The value of objective function at each corner point can be computed as given below.
At the point $\left( 1,0 \right)$:
$\begin{align}
& \left( 1,0 \right)=2\times 1+3\times 0 \\
& =2
\end{align}$
At the point $\left( \frac{1}{2},\frac{1}{2} \right)$:
$\begin{align}
& z=2\times \frac{1}{2}+3\times \frac{1}{2} \\
& =\frac{5}{2}
\end{align}$
Next, at the point $\left( 4,0 \right)$:
$\begin{align}
& z=2\times 4+3\times 0 \\
& =8
\end{align}$
Also, at the point $\left( 2,2 \right)$:
$\begin{align}
& z=2\times 2+3\times 2 \\
& =10
\end{align}$
Therefore, the maximum value of the objective function is $10$ at the point $\left( 2,2 \right)$,
And, the minimum value of the objective function is $2$ at the point $\left( 1,0 \right)$.

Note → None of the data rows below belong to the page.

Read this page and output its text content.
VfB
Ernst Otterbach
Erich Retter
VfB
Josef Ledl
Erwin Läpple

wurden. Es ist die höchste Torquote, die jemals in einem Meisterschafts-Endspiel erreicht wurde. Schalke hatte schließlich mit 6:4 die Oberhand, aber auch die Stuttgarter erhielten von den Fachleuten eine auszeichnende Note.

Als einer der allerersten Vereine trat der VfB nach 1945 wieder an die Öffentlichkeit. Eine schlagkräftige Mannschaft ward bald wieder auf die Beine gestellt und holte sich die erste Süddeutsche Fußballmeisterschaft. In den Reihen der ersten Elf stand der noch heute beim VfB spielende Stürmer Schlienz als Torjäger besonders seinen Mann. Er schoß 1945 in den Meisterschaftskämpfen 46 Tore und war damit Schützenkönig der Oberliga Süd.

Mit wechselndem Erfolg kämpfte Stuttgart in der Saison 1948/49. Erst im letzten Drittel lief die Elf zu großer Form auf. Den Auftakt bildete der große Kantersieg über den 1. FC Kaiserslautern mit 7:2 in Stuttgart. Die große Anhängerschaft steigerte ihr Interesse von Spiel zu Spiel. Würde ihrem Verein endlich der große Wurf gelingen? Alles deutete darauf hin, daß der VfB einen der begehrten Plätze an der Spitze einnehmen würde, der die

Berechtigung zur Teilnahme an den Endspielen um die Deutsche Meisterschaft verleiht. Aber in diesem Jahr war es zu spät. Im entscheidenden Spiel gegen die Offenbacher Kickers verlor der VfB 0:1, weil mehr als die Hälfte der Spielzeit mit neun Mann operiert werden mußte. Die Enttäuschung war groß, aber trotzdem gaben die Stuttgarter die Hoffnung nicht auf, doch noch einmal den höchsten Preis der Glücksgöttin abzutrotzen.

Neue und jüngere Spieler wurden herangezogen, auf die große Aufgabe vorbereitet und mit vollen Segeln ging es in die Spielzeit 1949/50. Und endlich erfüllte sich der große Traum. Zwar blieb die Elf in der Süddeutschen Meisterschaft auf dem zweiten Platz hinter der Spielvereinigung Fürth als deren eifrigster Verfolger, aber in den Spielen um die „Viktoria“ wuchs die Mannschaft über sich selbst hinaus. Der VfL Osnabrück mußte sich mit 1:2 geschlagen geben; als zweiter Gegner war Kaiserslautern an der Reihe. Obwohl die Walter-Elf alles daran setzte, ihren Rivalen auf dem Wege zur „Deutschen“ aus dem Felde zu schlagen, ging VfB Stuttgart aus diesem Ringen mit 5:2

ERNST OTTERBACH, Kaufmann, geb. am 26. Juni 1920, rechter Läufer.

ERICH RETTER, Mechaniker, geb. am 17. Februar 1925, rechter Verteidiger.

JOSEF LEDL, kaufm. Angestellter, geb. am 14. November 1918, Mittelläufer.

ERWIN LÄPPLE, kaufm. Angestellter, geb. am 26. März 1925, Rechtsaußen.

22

Thus, the value of the objective function at the point $\left( 2,2 \right)$ is $10$, at the point $\left( 4,0 \right)$ is $8$, at the point $\left( \frac{1}{2},\frac{1}{2} \right)$ is $\frac{5}{2}$, and at the point $\left( 1,0 \right)$ is $2$.
The maximum value of the objective function is $10$ at the point $\left( 2,2 \right)$ and the minimum value of the objective function is $2$ at the point $\left( 1,0 \right)$.